Switching from app.apex.inc loading to a first-party domain is a soft migration: existing visitor IDs in apex_vid cookies persist (they're set on your site's domain, not the script's source domain). Visitors don't need to re-identify, attribution doesn't reset, and experiments keep running.

Mobile and SDK

This feature is web-snippet only. The mobile Capacitor plugin and SDK don't share Safari's classification — they post events directly to app.apex.inc regardless. iOS Safari ATFP doesn't apply to native networking calls.

Rate Limits and Quotas

5 domain submissions per hour per workspace. Generous enough for typo fixes, tight enough that an automation loop can't burn the shared ACM certificate quota.
20 submissions per hour per IP. Caps a misbehaving network independently of any one workspace.
CloudFront account limit: 200 distributions. We log warnings at 75% utilisation and pause new distribution creation at 90% (existing domains keep working). Once we request and receive a quota raise, paused projects automatically resume on the next 5-minute sweep — no merchant action required.

API Reference

POST /api/snippet-domain — submit a domain. Body: { "domain": "m.yourdomain.com" }. Optional Idempotency-Key header. Returns DNS records and lifecycle status.
GET /api/snippet-domain — current status, DNS records, certificate expiry.
POST /api/snippet-domain/verify — manual recheck (the cron also runs every 5 minutes).
POST /api/snippet-domain/transfer — atomic handoff between workspaces. Body: { "toProjectKey": "..." }.
DELETE /api/snippet-domain — disable.

All five require workspace-admin authorisation. Transfer requires admin on both source and destination.

Troubleshooting

iOS Safari Private Mode visitors aren't appearing in Live Activity. This is the canonical symptom that tells you you need a first-party domain. iOS Safari Private mode applies the most aggressive variant of Apple's tracking protections — it silently blocks navigator.sendBeacon() calls to classified third-party origins. Apex's snippet POSTs events to app.apex.inc from your domain, which iOS classifies as a tracker. The sendBeacon call returns true to the page, but the request never actually leaves the device.

You'll see the same workspace receive events normally from desktop Chrome / Firefox / Edge (including their respective Private / Incognito modes — those don't apply equivalent protections), regular iOS Safari (events flow but visitor IDs cap at 7 days), and Android Chrome — but iOS Private tabs are completely silent.

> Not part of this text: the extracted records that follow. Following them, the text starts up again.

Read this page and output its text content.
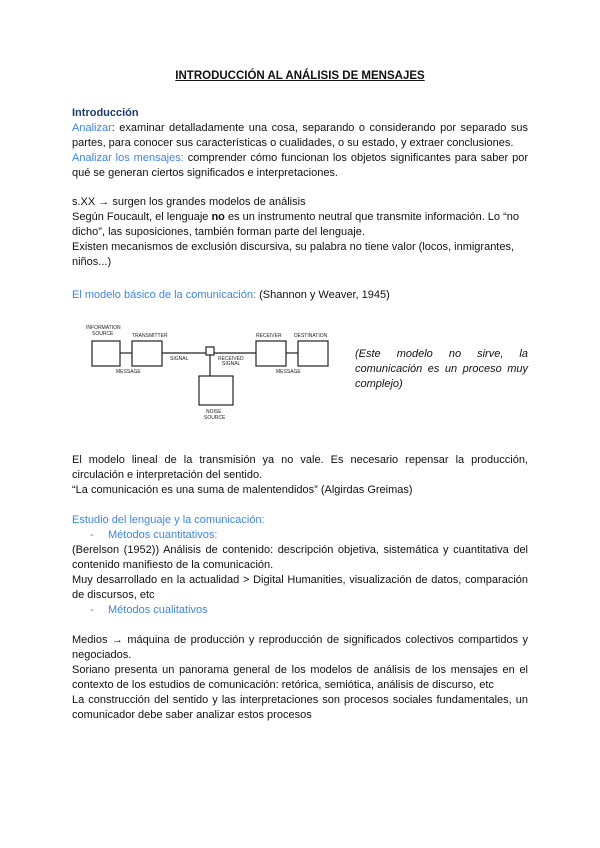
INTRODUCCIÓN AL ANÁLISIS DE MENSAJES
Introducción
Analizar: examinar detalladamente una cosa, separando o considerando por separado sus partes, para conocer sus características o cualidades, o su estado, y extraer conclusiones.
Analizar los mensajes: comprender cómo funcionan los objetos significantes para saber por qué se generan ciertos significados e interpretaciones.
s.XX → surgen los grandes modelos de análisis
Según Foucault, el lenguaje no es un instrumento neutral que transmite información. Lo “no dicho”, las suposiciones, también forman parte del lenguaje.
Existen mecanismos de exclusión discursiva, su palabra no tiene valor (locos, inmigrantes, niños...)
El modelo básico de la comunicación: (Shannon y Weaver, 1945)
INFORMATION
SOURCE	TRANSMITTER
SIGNAL	RECEIVED
SIGNAL
RECEIVER DESTINATION
MESSAGE	MESSAGE
NOISE
SOURCE
(Este modelo no sirve, la comunicación es un proceso muy complejo)
El modelo lineal de la transmisión ya no vale. Es necesario repensar la producción, circulación e interpretación del sentido.
“La comunicación es una suma de malentendidos” (Algirdas Greimas)
Estudio del lenguaje y la comunicación:
- Métodos cuantitativos:
(Berelson (1952)) Análisis de contenido: descripción objetiva, sistemática y cuantitativa del contenido manifiesto de la comunicación.
Muy desarrollado en la actualidad > Digital Humanities, visualización de datos, comparación de discursos, etc
- Métodos cualitativos
Medios → máquina de producción y reproducción de significados colectivos compartidos y negociados.
Soriano presenta un panorama general de los modelos de análisis de los mensajes en el contexto de los estudios de comunicación: retórica, semiótica, análisis de discurso, etc
La construcción del sentido y las interpretaciones son procesos sociales fundamentales, un comunicador debe saber analizar estos procesos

Setting up a first-party snippet domain converts the whole flow to same-eTLD+1 from Safari's perspective, so the Private-mode tracker classifier doesn't engage and events flow normally. Once your status flips to Active and your install snippet is updated, iOS Private visitors start appearing in Live Activity within seconds.

To confirm the diagnosis: open your site in iOS Safari Private mode while connected to a Mac with Safari Web Inspector enabled (Settings → Safari → Advanced → Web Inspector). In the inspector's Network tab, filter for api/events. If the request is missing entirely or shows as failed/blocked, you're seeing the protection in action.

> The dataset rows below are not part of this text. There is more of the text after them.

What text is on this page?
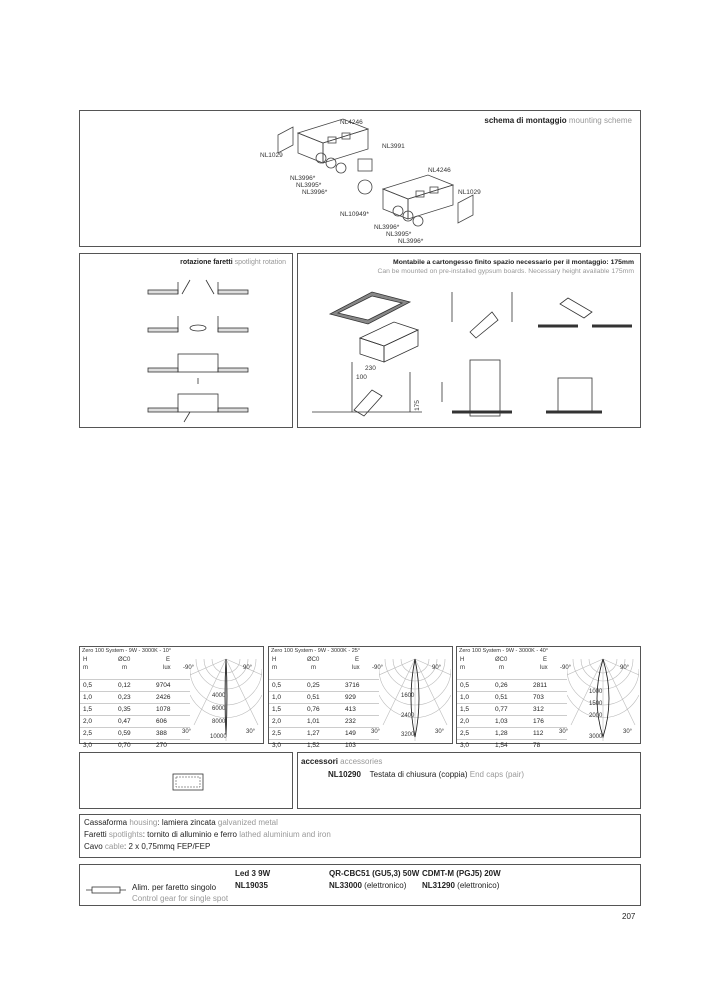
schema di montaggio mounting scheme
NL4246
NL1029
NL3991
NL3996*
NL3995*
NL3996*
NL4246
NL1029
NL10949*
NL3996*
NL3995*
NL3996*
rotazione faretti spotlight rotation	Montabile a cartongesso finito spazio necessario per il montaggio: 175mm
Can be mounted on pre-installed gypsum boards. Necessary height available 175mm
230
100
175
Zero 100 System - 9W - 3000K - 10°
H
m
ØC0
m
E
lux
0,5	0,12	9704
1,0	0,23	2426
1,5	0,35	1078
2,0	0,47	606
2,5	0,59	388
3,0	0,70	270
-90°	90°
30°	30°
4000
6000
8000
10000
Zero 100 System - 9W - 3000K - 25°
H
m
ØC0
m
E
lux
0,5	0,25	3716
1,0	0,51	929
1,5	0,76	413
2,0	1,01	232
2,5	1,27	149
3,0	1,52	103
-90°	90°
30°	30°
1600
2400
3200
Zero 100 System - 9W - 3000K - 40°
H
m
ØC0
m
E
lux
0,5	0,26	2811
1,0	0,51	703
1,5	0,77	312
2,0	1,03	176
2,5	1,28	112
3,0	1,54	78
-90°	90°
30°	30°
1000
1500
2000
3000
accessori accessories
NL10290 Testata di chiusura (coppia) End caps (pair)
Cassaforma housing: lamiera zincata galvanized metal
Faretti spotlights: tornito di alluminio e ferro lathed aluminium and iron
Cavo cable: 2 x 0,75mmq FEP/FEP
Alim. per faretto singolo
Control gear for single spot
Led 3 9W
NL19035
QR-CBC51 (GU5,3) 50W
NL33000 (elettronico)
CDMT-M (PGJ5) 20W
NL31290 (elettronico)
207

Status stuck on "DNS pending" for over 24 hours. Almost always a DNS records mismatch. Open the card, copy the validation CNAMEs again, and compare exactly what's in your DNS — even a trailing dot can break ACM validation. ACM gives up at 72 hours, after which the status flips to Failed with a specific reason.

Status went to "Active" but my install still loads from app.apex.inc. The install copy in the dashboard updates the moment status flips, but you need to deploy that new snippet to your site. Visitors loading the old snippet will keep working — just without the first-party benefits.

iOS Safari still shows the privacy warning. Two reasons it might persist:

The DNS hasn't fully propagated globally yet — give it an hour.
Your install hasn't been updated. Check the script src on your live site is now your custom subdomain, not app.apex.inc.

If neither of those fixes it, contact support — there are some edge cases in older Safari versions where ATFP heuristics flag scripts even on first-party domains.

Cert renewal alert keeps firing. ACM needs the validation CNAMEs to renew. If you removed them after the original issue, re-add them. The next 5-minute sweep will pick them up and clear the alert.